A woman whose parents brought her to Iowa from Mexico 20 years ago at age 11 cannot be prosecuted by the state for identity theft and forgery, the Iowa Supreme Court ruled Friday.

The 4-3 divided court, in a significant ruling that could have broad consequences for those living in Iowa illegally and using fake credentials to obtain work, concluded prosecution of crimes such as identity theft and forgery when related to immigration fall under federal jurisdiction and cannot be prosecuted in state court.

"Local enforcement of laws regulating employment of unauthorized aliens would result in a patchwork of inconsistent enforcement that would undermine the harmonious whole of national immigration law," Justice Brent Appel wrote for the majority.

Martha Martinez, who is now 31, obtained an Iowa driver's license when she was 17 using a birth certificate and Social Security card borrowed from a woman named Diana Castaneda. She also used the fake credentials to obtain federal authorization to get a job in Muscatine at a company that provides sanitation services for food processing plants.

Martinez in 2013 received temporary lawful immigration status under the Deferred Action for Childhood Arrivals policy implemented under President Barack Obama. She was able to obtain a driver's license under her real name and newly issued Social Security number provided through DACA.

However, the Iowa Department of Transportation, using facial recognition software, matched her face with the driver's license she obtained at 17 using Castaneda's credentials. After an investigation, Muscatine County Attorney Alan Ostergren charged her with the two felonies that upon conviction could get her deported.

The majority of the court said the federal government routinely chooses not to prosecute immigrants in similar situations as Martinez on humanitarian grounds, noting she was educated in Iowa, has no criminal record, is a productive member of the community and is the mother of four children born in Iowa.

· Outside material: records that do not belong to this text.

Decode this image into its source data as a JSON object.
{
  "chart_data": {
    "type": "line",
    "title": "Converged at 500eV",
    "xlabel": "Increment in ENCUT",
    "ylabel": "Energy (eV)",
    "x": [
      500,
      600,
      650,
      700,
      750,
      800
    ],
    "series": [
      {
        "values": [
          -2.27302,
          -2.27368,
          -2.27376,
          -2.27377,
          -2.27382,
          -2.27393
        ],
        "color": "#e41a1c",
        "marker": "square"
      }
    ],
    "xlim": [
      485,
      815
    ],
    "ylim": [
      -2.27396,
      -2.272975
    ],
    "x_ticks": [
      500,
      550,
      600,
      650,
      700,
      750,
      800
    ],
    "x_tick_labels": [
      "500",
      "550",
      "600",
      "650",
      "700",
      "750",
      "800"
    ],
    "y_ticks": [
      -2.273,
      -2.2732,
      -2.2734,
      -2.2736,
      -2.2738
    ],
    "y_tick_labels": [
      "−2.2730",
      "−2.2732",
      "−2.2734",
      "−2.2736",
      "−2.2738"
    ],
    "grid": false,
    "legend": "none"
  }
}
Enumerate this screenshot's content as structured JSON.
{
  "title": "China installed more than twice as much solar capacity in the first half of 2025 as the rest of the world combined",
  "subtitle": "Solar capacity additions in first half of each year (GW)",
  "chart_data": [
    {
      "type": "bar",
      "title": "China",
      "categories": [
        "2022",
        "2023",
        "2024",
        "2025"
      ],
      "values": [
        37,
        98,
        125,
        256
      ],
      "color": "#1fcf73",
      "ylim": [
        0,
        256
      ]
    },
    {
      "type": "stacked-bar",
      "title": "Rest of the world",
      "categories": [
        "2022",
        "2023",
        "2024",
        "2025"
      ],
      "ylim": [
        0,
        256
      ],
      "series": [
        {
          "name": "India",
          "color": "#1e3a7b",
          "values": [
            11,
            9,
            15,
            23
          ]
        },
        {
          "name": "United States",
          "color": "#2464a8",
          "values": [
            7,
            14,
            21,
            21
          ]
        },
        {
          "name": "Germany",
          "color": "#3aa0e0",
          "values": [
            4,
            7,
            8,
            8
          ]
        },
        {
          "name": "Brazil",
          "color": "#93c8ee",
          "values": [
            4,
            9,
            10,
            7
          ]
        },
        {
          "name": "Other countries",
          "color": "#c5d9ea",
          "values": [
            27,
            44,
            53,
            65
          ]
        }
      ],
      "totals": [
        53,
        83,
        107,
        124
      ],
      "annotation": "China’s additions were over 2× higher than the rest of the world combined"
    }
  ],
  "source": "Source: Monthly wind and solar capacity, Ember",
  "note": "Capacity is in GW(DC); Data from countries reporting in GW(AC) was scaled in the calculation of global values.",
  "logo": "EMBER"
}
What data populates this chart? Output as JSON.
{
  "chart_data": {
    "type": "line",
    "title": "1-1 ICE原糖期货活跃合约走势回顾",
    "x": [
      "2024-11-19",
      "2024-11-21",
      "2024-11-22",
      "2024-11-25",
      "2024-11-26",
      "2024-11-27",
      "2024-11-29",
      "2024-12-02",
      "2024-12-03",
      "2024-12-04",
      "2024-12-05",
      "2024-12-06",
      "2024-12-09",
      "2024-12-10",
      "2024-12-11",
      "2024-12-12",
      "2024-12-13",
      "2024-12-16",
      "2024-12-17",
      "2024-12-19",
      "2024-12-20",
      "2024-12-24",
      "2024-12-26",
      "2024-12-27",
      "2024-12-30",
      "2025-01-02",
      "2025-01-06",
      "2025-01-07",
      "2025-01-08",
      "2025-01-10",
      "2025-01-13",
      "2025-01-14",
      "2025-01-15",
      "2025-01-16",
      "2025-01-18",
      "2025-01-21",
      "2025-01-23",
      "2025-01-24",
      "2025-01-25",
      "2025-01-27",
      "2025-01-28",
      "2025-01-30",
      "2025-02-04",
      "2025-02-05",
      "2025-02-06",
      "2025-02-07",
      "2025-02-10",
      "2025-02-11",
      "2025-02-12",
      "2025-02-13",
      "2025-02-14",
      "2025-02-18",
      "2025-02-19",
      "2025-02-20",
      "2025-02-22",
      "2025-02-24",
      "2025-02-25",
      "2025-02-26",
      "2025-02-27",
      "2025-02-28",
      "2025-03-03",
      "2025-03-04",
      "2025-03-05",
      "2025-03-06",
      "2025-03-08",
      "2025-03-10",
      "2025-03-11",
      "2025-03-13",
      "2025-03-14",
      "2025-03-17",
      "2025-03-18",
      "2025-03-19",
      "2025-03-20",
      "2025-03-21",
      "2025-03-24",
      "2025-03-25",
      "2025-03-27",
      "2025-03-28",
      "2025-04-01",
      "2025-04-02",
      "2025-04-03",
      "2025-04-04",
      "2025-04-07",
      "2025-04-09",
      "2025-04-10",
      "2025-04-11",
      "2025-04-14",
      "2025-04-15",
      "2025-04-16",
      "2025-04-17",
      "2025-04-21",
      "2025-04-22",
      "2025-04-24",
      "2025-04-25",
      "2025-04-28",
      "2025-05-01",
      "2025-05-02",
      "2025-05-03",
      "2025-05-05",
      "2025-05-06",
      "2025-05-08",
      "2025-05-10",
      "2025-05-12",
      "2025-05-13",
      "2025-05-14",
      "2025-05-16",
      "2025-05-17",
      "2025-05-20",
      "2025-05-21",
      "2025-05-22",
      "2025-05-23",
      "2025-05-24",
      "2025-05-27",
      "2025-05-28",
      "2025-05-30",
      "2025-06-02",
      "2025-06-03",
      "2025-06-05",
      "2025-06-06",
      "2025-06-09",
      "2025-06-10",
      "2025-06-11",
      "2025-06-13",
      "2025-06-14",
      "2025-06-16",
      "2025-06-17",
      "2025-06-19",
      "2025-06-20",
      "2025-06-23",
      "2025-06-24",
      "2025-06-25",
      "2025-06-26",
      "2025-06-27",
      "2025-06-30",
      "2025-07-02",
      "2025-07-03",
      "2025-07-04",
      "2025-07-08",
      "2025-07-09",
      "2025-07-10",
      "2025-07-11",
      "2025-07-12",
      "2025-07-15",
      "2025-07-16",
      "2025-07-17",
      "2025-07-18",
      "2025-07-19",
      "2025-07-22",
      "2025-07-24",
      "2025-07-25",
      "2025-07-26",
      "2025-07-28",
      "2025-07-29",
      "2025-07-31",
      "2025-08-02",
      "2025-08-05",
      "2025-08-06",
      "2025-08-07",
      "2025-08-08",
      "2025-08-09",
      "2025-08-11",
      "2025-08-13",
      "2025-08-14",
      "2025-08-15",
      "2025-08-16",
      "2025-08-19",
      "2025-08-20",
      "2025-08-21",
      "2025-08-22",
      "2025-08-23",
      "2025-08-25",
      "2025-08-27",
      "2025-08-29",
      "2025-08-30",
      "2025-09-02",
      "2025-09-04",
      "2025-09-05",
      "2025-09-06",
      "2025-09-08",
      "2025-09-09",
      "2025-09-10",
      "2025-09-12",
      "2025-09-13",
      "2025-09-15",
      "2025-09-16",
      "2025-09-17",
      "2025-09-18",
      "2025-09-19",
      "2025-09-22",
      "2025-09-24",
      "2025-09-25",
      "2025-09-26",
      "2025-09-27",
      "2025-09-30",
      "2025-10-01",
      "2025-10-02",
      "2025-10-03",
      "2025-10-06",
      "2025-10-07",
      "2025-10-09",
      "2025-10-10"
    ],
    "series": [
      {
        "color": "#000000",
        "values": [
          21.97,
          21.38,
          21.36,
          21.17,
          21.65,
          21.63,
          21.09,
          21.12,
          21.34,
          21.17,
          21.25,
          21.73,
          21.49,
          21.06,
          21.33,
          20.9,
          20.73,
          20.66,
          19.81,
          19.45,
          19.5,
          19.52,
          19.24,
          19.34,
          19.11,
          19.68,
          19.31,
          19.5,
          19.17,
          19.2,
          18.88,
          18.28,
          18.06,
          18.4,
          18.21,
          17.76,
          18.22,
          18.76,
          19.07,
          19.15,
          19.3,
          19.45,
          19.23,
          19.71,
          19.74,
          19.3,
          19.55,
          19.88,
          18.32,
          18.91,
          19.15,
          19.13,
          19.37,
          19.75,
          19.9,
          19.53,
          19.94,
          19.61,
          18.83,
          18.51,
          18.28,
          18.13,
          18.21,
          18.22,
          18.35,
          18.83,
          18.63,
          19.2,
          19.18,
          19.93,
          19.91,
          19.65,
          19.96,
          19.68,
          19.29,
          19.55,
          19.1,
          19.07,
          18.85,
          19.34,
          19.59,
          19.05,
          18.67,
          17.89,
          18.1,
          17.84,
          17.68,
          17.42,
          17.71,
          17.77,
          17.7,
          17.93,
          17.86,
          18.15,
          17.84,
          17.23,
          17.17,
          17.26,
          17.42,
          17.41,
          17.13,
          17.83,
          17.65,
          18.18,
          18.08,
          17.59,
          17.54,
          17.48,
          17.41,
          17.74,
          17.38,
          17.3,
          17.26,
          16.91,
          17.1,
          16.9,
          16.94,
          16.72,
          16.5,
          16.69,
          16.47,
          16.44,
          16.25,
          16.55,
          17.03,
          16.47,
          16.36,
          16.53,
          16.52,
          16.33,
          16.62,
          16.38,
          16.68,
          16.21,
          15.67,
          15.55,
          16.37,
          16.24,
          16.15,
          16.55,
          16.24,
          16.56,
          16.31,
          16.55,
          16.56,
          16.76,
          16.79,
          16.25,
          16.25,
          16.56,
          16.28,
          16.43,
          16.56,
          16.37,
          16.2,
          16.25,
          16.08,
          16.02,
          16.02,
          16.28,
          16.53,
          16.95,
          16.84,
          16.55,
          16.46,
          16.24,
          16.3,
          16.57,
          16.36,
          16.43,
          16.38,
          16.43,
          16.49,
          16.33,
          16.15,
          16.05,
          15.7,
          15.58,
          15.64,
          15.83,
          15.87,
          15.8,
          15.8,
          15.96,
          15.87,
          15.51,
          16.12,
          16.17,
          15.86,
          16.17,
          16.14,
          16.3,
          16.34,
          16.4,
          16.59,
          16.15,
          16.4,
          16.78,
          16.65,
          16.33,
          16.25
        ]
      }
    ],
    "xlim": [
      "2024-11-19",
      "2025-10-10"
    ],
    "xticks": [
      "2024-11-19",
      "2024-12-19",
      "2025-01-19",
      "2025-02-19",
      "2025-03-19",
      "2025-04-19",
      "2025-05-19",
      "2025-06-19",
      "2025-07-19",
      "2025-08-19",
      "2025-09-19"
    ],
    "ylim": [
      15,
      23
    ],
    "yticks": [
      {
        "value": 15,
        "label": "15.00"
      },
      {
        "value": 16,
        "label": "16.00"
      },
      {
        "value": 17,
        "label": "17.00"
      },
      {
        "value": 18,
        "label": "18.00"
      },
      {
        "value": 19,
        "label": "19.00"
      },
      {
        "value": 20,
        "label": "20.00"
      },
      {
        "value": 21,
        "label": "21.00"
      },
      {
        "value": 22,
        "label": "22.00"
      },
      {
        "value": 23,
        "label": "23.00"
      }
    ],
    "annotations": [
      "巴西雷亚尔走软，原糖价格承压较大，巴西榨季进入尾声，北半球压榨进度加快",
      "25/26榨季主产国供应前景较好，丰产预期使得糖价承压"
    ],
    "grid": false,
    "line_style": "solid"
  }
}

"Federal enforcement officials might well weigh the fact that a mother would be separated from her four children who are United States citizens as a very undesirable result," the court said.

The justices also said federal authorities might blanch at prosecuting a person who in good faith came out of the shadows under protection of the DACA program.

The Obama policy offered a reprieve from deportation to people in the country illegally who could prove they arrived before they were 16, had been in the U.S. for several years and had not committed a crime since arriving. It gave so-called Dreamers an opportunity to stop hiding and live and work without fear of deportation. It's unclear, however, whether President Donald Trump plans to continue the same protections.

Ostergren said he firmly believes identity theft cases should be investigated and prosecuted.

He said the ruling means Iowa law enforcement will be powerless to prosecute some cases of identity theft.

"Quite frankly it puts Iowa as an outlier in the country so the question is if you are illegally here and you are stealing someone's identity then there's one state in the country you can move to and not be prosecuted right now," he said.

Martinez's attorney, Philip Mears, called the decision a tremendous victory for immigrants.

"The Iowa Supreme Court has recognized the important protection provided to Dreamers given their connection and tremendous contributions to the country they grew up in and call home," he said.

Justice Edward Mansfield and two other justices believe Martinez should be prosecuted. In his dissenting opinion Mansfield said the decision gives a pass from prosecution for immigrants living in Iowa illegally and using fake credentials, which could also be used to avoid paying taxes or to cover up a criminal history. An American citizen without the protections offered immigrants, however, could be prosecuted for the same crimes.

"Our job should not be to pick winners or losers but to apply federal law as given to us by Congress and state law as given to us by the general assembly," he said.

The Iowa attorney general's office has 90 days to decide whether to ask the U.S. Supreme Court to review the Iowa court decision. A spokesman said they are reviewing it and considering all options.